In the most inflammatory accusation of the book and article, Tierney theorizes that Neel, a former University of Michigan geneticist who died in February, knew the effects that the vaccine might have, and administered it anyway to test his controversial eugenics theory -- an only-the-strong-survive concept in which a "leadership gene" in certain people would generate resistance to disease.
In other words, according to Tierney, Neel might have conducted a human experiment that killed hundreds of Yanomami Indians, who are considered the closest living example of Stone Age human society.
Whirlwind of controversy
The article and book have caused a whirlwind of controversy in the anthropological community. Two weeks ago, anthropologists Terence Turner of Cornell University and Leslie Sponsel of University of Hawaii sent an open letter to the American Anthropological Association and several hundred email recipients.
The letter stated that "Darkness in El Dorado" would uncover the scandal, which they called "unparalleled in the history of Anthropology."
Heated debates have ensued, with many scientists rushing to defend Neel and Chagnon. Susan Lindee, a historian of science at University of Pennsylvania, says Neel's field notes of the expedition do not support the book's claims.
For instance, according to Lindee, Neel's records and audiotapes of the expedition indicate that Neel and Chagnon were caught by surprise by the epidemic. Neel's records also include permission from the Venezuelan government to administer the vaccinations, and that he also gave the Yanomami tribes antibiotics to stop the epidemic.
"It we wish to adopt an 'X-Files' theory of history, we could propose that (Neel) planted these records," Lindee said.
Chagnon is also targeted in the book on another front -- that his research with the Yanomami was often staged, and therefore unreliable.
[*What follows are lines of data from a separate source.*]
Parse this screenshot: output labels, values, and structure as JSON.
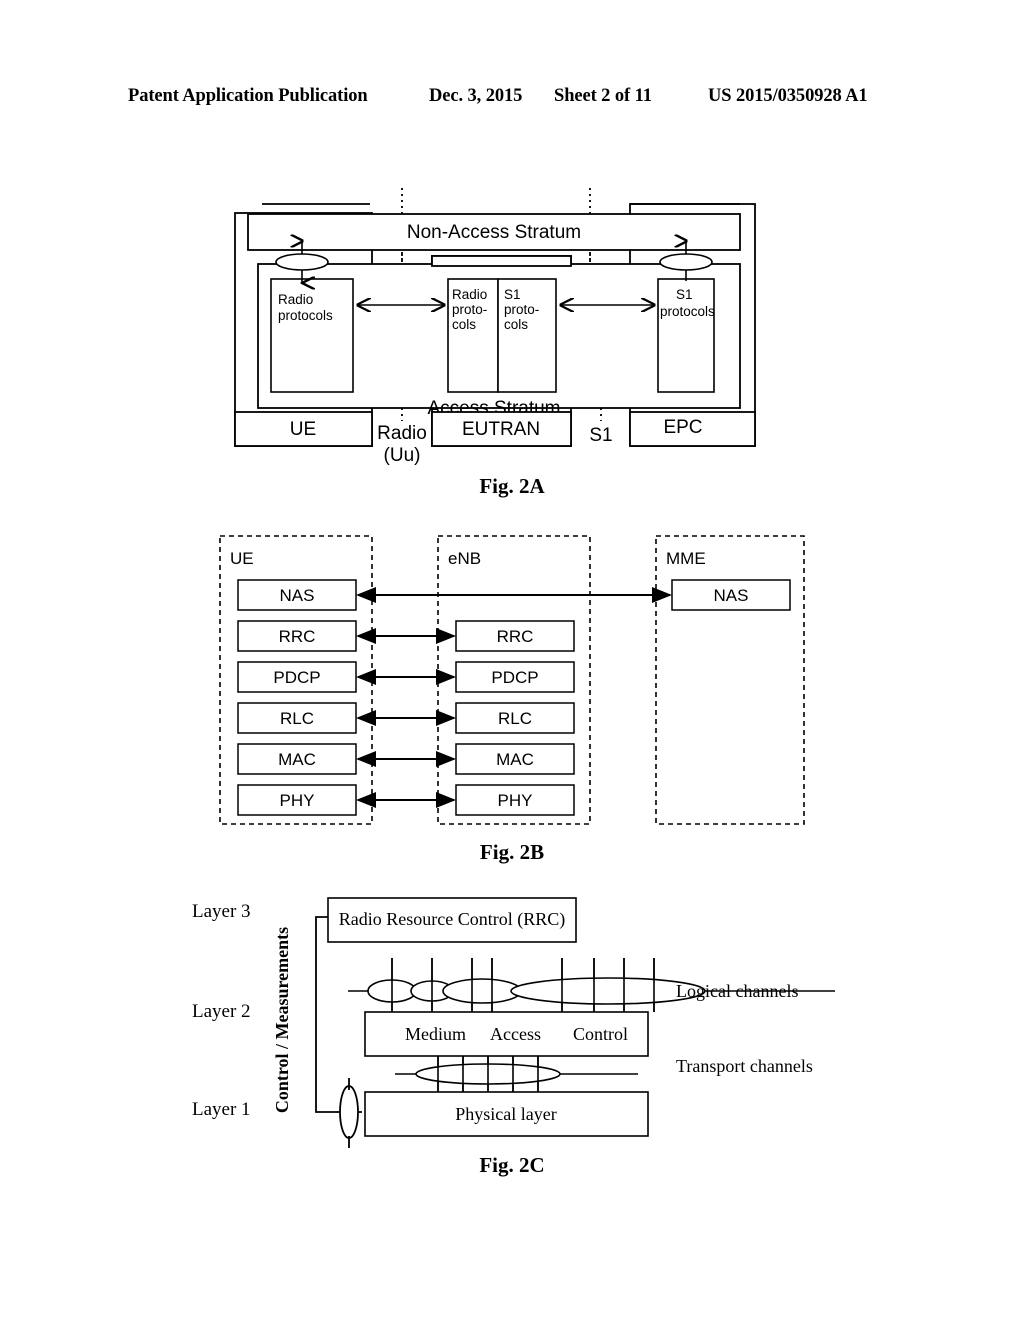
{
  "header": {
    "title": "Patent Application Publication",
    "date": "Dec. 3, 2015",
    "sheet": "Sheet 2 of 11",
    "publication_number": "US 2015/0350928 A1"
  },
  "figures": {
    "fig2a": {
      "caption": "Fig. 2A",
      "strata": {
        "non_access": "Non-Access Stratum",
        "access": "Access Stratum"
      },
      "blocks": {
        "ue_radio_protocols": "Radio\nprotocols",
        "enb_radio_protocols": "Radio\nproto-\ncols",
        "enb_s1_protocols": "S1\nproto-\ncols",
        "epc_s1_protocols": "S1\nprotocols"
      },
      "node_labels": {
        "ue": "UE",
        "eutran": "EUTRAN",
        "epc": "EPC"
      },
      "interface_labels": {
        "radio_uu_line1": "Radio",
        "radio_uu_line2": "(Uu)",
        "s1": "S1"
      }
    },
    "fig2b": {
      "caption": "Fig. 2B",
      "columns": [
        {
          "name": "UE",
          "layers": [
            "NAS",
            "RRC",
            "PDCP",
            "RLC",
            "MAC",
            "PHY"
          ]
        },
        {
          "name": "eNB",
          "layers": [
            "RRC",
            "PDCP",
            "RLC",
            "MAC",
            "PHY"
          ]
        },
        {
          "name": "MME",
          "layers": [
            "NAS"
          ]
        }
      ]
    },
    "fig2c": {
      "caption": "Fig. 2C",
      "layer_labels": [
        "Layer 3",
        "Layer 2",
        "Layer 1"
      ],
      "vertical_label": "Control / Measurements",
      "blocks": {
        "rrc": "Radio Resource Control (RRC)",
        "mac_word1": "Medium",
        "mac_word2": "Access",
        "mac_word3": "Control",
        "phy": "Physical layer"
      },
      "channel_labels": {
        "logical": "Logical channels",
        "transport": "Transport channels"
      }
    }
  },
  "colors": {
    "ink": "#000000",
    "paper": "#ffffff"
  }
}
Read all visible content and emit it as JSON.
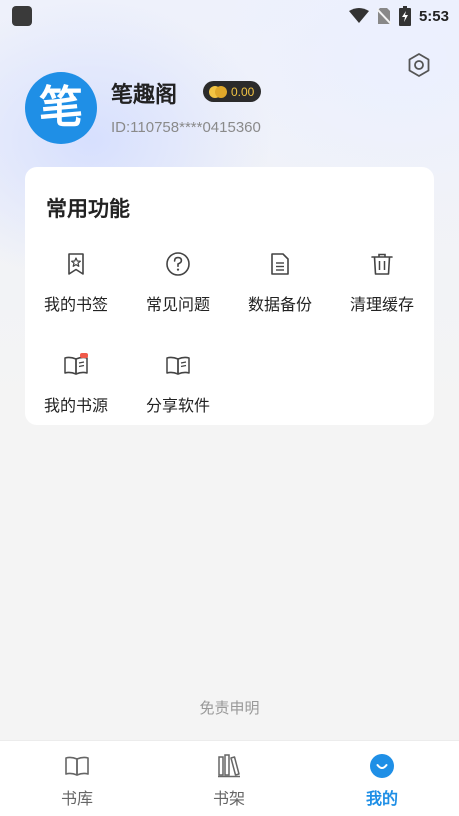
{
  "status_bar": {
    "time": "5:53"
  },
  "profile": {
    "avatar_char": "笔",
    "name": "笔趣阁",
    "coins": "0.00",
    "id_text": "ID:110758****0415360"
  },
  "functions": {
    "title": "常用功能",
    "items": [
      {
        "label": "我的书签",
        "icon": "bookmark-icon"
      },
      {
        "label": "常见问题",
        "icon": "question-circle-icon"
      },
      {
        "label": "数据备份",
        "icon": "document-icon"
      },
      {
        "label": "清理缓存",
        "icon": "trash-icon"
      },
      {
        "label": "我的书源",
        "icon": "book-source-icon"
      },
      {
        "label": "分享软件",
        "icon": "book-share-icon"
      }
    ]
  },
  "disclaimer": "免责申明",
  "nav": {
    "items": [
      {
        "label": "书库",
        "icon": "open-book-icon",
        "active": false
      },
      {
        "label": "书架",
        "icon": "bookshelf-icon",
        "active": false
      },
      {
        "label": "我的",
        "icon": "profile-smile-icon",
        "active": true
      }
    ]
  },
  "colors": {
    "accent": "#1f8fe6",
    "coin": "#f2c443"
  }
}
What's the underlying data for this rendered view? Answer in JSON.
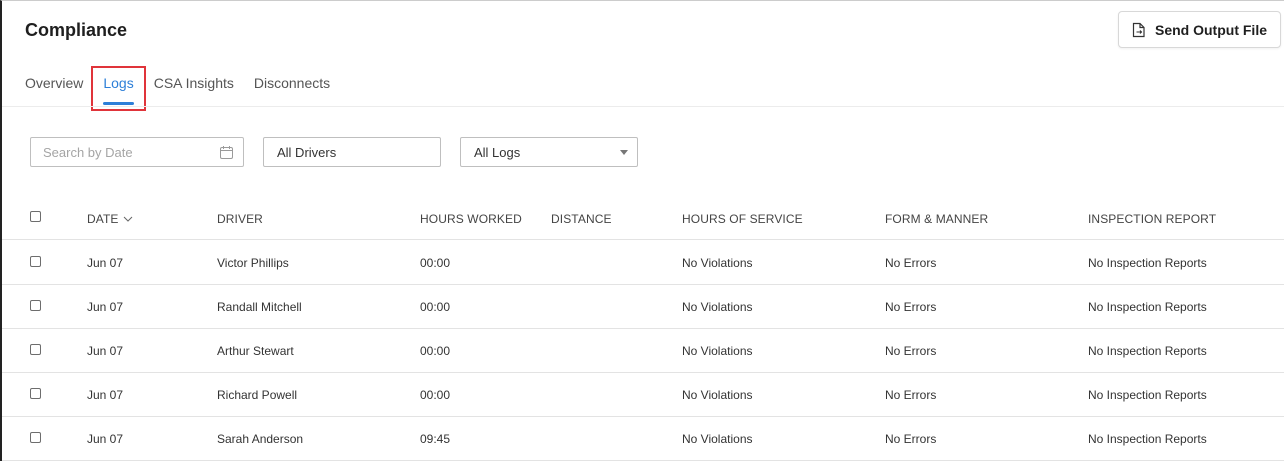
{
  "header": {
    "title": "Compliance",
    "send_button_label": "Send Output File"
  },
  "tabs": [
    {
      "label": "Overview"
    },
    {
      "label": "Logs",
      "active": true
    },
    {
      "label": "CSA Insights"
    },
    {
      "label": "Disconnects"
    }
  ],
  "filters": {
    "date_placeholder": "Search by Date",
    "drivers_value": "All Drivers",
    "logs_value": "All Logs"
  },
  "table": {
    "columns": [
      "DATE",
      "DRIVER",
      "HOURS WORKED",
      "DISTANCE",
      "HOURS OF SERVICE",
      "FORM & MANNER",
      "INSPECTION REPORT"
    ],
    "rows": [
      {
        "date": "Jun 07",
        "driver": "Victor Phillips",
        "hours": "00:00",
        "distance": "",
        "hos": "No Violations",
        "form": "No Errors",
        "inspection": "No Inspection Reports"
      },
      {
        "date": "Jun 07",
        "driver": "Randall Mitchell",
        "hours": "00:00",
        "distance": "",
        "hos": "No Violations",
        "form": "No Errors",
        "inspection": "No Inspection Reports"
      },
      {
        "date": "Jun 07",
        "driver": "Arthur Stewart",
        "hours": "00:00",
        "distance": "",
        "hos": "No Violations",
        "form": "No Errors",
        "inspection": "No Inspection Reports"
      },
      {
        "date": "Jun 07",
        "driver": "Richard Powell",
        "hours": "00:00",
        "distance": "",
        "hos": "No Violations",
        "form": "No Errors",
        "inspection": "No Inspection Reports"
      },
      {
        "date": "Jun 07",
        "driver": "Sarah Anderson",
        "hours": "09:45",
        "distance": "",
        "hos": "No Violations",
        "form": "No Errors",
        "inspection": "No Inspection Reports"
      }
    ]
  },
  "icons": {
    "send": "file-export-icon",
    "calendar": "calendar-icon",
    "dropdown": "caret-down-icon",
    "sort": "chevron-down-icon"
  },
  "colors": {
    "accent": "#2d7fd8",
    "highlight": "#e0343a"
  }
}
Chagnon, who is perhaps the best-known anthropologist in America, is the author of "Yanomamo: The Fierce People" and the co-creator of a series of documentaries on Yanomami village life.
His work, which is used extensively in anthropology education, includes reports of the Yanomami as a violent people that engage in deadly ax fights, punching contests and hallucinogenic ceremonies.
But Tierney, in his book, notes that Timothy Asch, the filmmaker who worked with Chagnon on his documentaries, later wrote an article claiming Chagnon would become "bitter" if Asch tried to film non-aggressive behavior or activities involving females in the tribes.
Staged for film
Tierney also says certain events -- like Chagnon's entrance into a Yanomami village -- were staged for film, and that Chagnon rewarded natives with steel machetes and cooking pots if they displayed violent behavior. This led to more violence that would have never happened had Chagnon not meddled with tribe affairs, Tierney says.
Tierney believes that portraying the Yanomami as a murderous people to scientists and students worldwide was "greatly exaggerated." Tierney uses his own 10-year study of the Yanomami to conclude, "What I found was sharply at odds with what Chagnon described."
Tierney also quotes other scientists, including Kenneth Good, who lived with among Yanomami for 12 years. Good said Chagnon is "a hit-and-run anthropologist who comes into villages with armloads of machetes to purchase cooperation for his research. Unfortunately, he creates conflict and division wherever he goes."
Chagnon, who retired this year from the University of California at Santa Barbara, has only responded to Tierney's book and article, and the open letter sent to the AAA by Turner and Sponsel, by posting on an Internet message board: "Tierney, Turner and Sponsel have repeatedly accused me of some of these things in the past, both in print and verbally in public anthropology meetings. This is just a more elaborate extension of their long vendetta against me."
"Darkness in El Dorado" publisher W.W. Norton, meantime, is billing the book as "an explosive account of how ruthless journalists, self-serving anthropologists, and obsessed scientists placed one of the Amazon basin's oldest tribes on the cusp of extinction."